In the words of Dr. Balbus: “I think that the health community has very important voices within the United States. The more we can get rank-and-file members of the health community talking about these issues repeatedly and in a normal manner…I think that’s one of the best things we can do to overcome divisions about climate change.”

The effects of climate change on people’s health are evident in the U.S. and abroad. Warmer temperatures at higher altitudes are facilitating the spread of diseases like dengue and chikungunya disease. Heat stress is also a problem, both in countries whose delegates Balbus is meeting here in Paris, but also in the United States. “Especially in developing countries there are huge issues about health stresses and economic stresses,” Balbus says, “because people are just not able to work outdoors under extreme heat.”

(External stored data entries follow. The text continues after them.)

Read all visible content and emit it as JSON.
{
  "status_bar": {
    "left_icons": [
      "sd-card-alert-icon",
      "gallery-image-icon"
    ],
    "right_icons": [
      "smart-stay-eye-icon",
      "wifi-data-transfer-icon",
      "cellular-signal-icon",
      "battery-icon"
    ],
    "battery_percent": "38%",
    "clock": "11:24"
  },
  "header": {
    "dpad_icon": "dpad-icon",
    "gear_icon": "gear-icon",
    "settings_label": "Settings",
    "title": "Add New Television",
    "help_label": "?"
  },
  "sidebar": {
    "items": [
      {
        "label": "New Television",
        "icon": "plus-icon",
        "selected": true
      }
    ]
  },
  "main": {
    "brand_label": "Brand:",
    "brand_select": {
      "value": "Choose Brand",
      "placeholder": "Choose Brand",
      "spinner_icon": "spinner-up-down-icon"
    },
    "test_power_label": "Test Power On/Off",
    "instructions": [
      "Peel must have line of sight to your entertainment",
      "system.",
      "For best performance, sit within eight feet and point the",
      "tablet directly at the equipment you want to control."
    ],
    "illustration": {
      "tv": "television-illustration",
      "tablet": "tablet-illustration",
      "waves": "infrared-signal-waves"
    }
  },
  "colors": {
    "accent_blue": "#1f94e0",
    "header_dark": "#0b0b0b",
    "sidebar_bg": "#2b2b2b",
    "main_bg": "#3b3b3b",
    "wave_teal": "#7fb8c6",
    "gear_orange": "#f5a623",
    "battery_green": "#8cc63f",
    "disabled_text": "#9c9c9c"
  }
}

But Balbus is optimistic that the momentum he is experiencing at COP21 bodes well for climate solutions in the near future. “There are all kinds of signs of hope here. I think that a number of countries have come to Paris absolutely committed to making reductions in their greenhouse gases, even in the absence of a binding agreement yet. The mood that the countries came here with and the determination that they have…hopefully we’ll see that turn into a good resolution at the end of next week.”

Balbus says that seeing Bill Gates and other donors who are in Paris for COP21 commit monetarily to climate solutions is very encouraging. He can cite a number of ways and examples that the United States can lead on this issue in the health sphere. For instance, as Balbus explains,

“A person like Jeff Thompson, the chief executive officer and chairman of the board of Gundersen Health Systems, whom I interviewed at a COP event on Wednesday, has taken a medium-sized health system and made it a net energy producer with 100% renewable energy. He decreased his carbon footprint by 70-80%. I think when it comes to the technological innovation in the health care sector and to delivering quality health care without a large carbon footprint, the U.S. has the technical know-how to really be leaders in this space.”

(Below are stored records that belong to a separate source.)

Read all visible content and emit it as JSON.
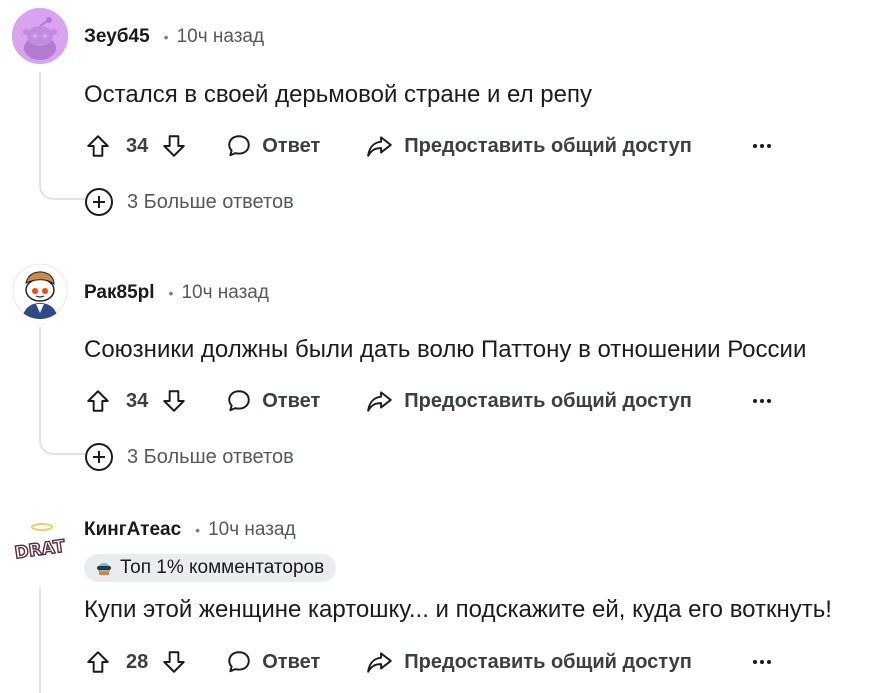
{
  "comments": [
    {
      "username": "Зеуб45",
      "time": "10ч назад",
      "text": "Остался в своей дерьмовой стране и ел репу",
      "votes": "34",
      "reply_label": "Ответ",
      "share_label": "Предоставить общий доступ",
      "more_replies": "3 Больше ответов"
    },
    {
      "username": "Рак85pl",
      "time": "10ч назад",
      "text": "Союзники должны были дать волю Паттону в отношении России",
      "votes": "34",
      "reply_label": "Ответ",
      "share_label": "Предоставить общий доступ",
      "more_replies": "3 Больше ответов"
    },
    {
      "username": "КингАтеас",
      "time": "10ч назад",
      "badge": "Топ 1% комментаторов",
      "text": "Купи этой женщине картошку... и подскажите ей, куда его воткнуть!",
      "votes": "28",
      "reply_label": "Ответ",
      "share_label": "Предоставить общий доступ"
    }
  ],
  "avatar_texts": {
    "third": "DRAT"
  },
  "colors": {
    "avatar1_bg": "#d9a3f0",
    "thread_line": "#e0e3e5",
    "badge_bg": "#eaedef",
    "icon": "#1c1c1c"
  }
}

The most important thing health leaders can do now, says Balbus, is get the message out that climate and health are intertwined, and that there are things we can do both to adapt and to mitigate climate change.  

“We have to have this conversation about climate and health frequently,” Balbus says, “and it has to be a positive conversation. There are enormous amounts of benefits to our economy and to our health from taking really strong action on climate change. Not just incremental marginal action, but the kind of action we need to avert the most serious manifestations of climate change. And if we can get that message out, repeatedly, like ecoAmerica’s Climate for Health program and others are doing, so that it becomes a normal, socialized part of our discourse, that’s the best thing that we can do.”